I was delighted to discover that the greatest of the New Testament scholars in the 20th century, Rudolf Bultmann, regularly spoke of Jesus not as the "savior," but as the "revealer." That shift was not subtle. Bultmann was suggesting the Jesus "revealed" a new dimension of what it means to be human and in the process opened a new window into what it is to experience the presence of God. Suddenly I had found a whole new way to look at what divinity is in human life. Underneath the focus on sacrifice revealed in the gospels I began to view Jesus as one who was so deeply and fully human that whatever it is that we experience God to be could be seen in him and experienced through him. A new way to view the cross next began to come into view. The cross was not a sacrifice to placate an angry God, but a living portrait of a human life that was no longer controlled by the innate drive to survive. Here was a life free to give itself away, a life with no need to build itself up at another's expense. This was a new dimension of what it means to be human, what it means to live fully, to love wastefully and to be all that life was meant to be. When I got beneath the level of later explanation, which dominates the gospel narratives, and began to ask what was the Jesus experience that compelled his followers to stretch the words available to them to an infinite degree to enable those words to be big enough to capture their Jesus experience, I heard them saying we have met and encountered in the life of this Jesus everything that we mean by the word "God." It was that word "inflation" that gives us virgin births, wandering stars, miracles, parables, physical resuscitations and ascensions into heaven. They were trying to say that in his humanity, which seemed to break all human barriers, they had found a doorway into the meaning of transcendence, the reality of God. The way into divinity became for me the pathway of becoming fully human. It was to affirm that we are still evolving into we know not what. Jesus was a new dimension of life for which we may all be headed.

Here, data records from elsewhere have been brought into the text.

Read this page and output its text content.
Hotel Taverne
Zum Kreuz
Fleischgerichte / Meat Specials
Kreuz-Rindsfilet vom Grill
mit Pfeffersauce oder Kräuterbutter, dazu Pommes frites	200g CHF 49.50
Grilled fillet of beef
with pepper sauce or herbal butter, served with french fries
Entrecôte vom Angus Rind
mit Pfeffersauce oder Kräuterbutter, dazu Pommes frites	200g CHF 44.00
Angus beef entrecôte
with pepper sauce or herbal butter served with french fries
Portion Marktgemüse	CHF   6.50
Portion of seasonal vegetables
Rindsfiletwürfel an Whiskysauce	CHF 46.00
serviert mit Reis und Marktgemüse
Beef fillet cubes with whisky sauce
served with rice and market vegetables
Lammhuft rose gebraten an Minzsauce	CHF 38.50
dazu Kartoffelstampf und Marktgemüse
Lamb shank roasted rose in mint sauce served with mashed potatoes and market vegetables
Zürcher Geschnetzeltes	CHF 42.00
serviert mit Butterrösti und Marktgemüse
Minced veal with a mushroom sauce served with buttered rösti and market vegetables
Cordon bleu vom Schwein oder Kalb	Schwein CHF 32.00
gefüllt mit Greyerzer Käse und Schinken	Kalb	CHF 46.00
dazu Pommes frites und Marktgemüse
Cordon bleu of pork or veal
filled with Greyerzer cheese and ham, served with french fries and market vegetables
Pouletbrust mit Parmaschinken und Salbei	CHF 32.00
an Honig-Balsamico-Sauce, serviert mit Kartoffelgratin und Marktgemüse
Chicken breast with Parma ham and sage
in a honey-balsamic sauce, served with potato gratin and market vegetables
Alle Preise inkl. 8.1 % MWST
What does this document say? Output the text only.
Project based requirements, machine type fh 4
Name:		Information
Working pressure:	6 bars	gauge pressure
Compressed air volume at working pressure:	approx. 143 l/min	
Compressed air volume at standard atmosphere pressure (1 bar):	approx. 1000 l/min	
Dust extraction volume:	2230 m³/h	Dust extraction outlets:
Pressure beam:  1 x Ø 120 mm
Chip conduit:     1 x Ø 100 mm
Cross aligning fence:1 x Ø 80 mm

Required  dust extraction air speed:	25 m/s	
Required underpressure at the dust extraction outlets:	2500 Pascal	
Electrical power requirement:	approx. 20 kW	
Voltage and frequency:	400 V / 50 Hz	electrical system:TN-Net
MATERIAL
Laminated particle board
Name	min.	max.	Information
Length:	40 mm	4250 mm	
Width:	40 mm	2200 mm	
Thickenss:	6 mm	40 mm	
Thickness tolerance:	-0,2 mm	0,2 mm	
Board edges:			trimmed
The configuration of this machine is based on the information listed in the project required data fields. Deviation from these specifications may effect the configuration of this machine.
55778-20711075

So I had to begin my quest for life after death by going into the depths of the mystery of life itself. Just as we now know that life evolved out of lifeless matter, that consciousness emerged out of life and finally that self-conscious life has emerged out of mere consciousness, so perhaps the day is now arriving when we will experience the possibility of entering a universal consciousness that is beginning to emerge out of self-consciousness. We are thus part of the oneness of life, bound together by a common DNA and that oneness makes us part of God. It also suggests that we are linked to eternity since God is found at the depth of the human.

These words can only scratch the surface of the thought I try to develop in my book on eternal life, but they do presage the path I walk. Charles Darwin, who for me made a new Christianity necessary, turns out to offer the clue to that new direction. This vision now stands before me. I invite you to join me in entering it.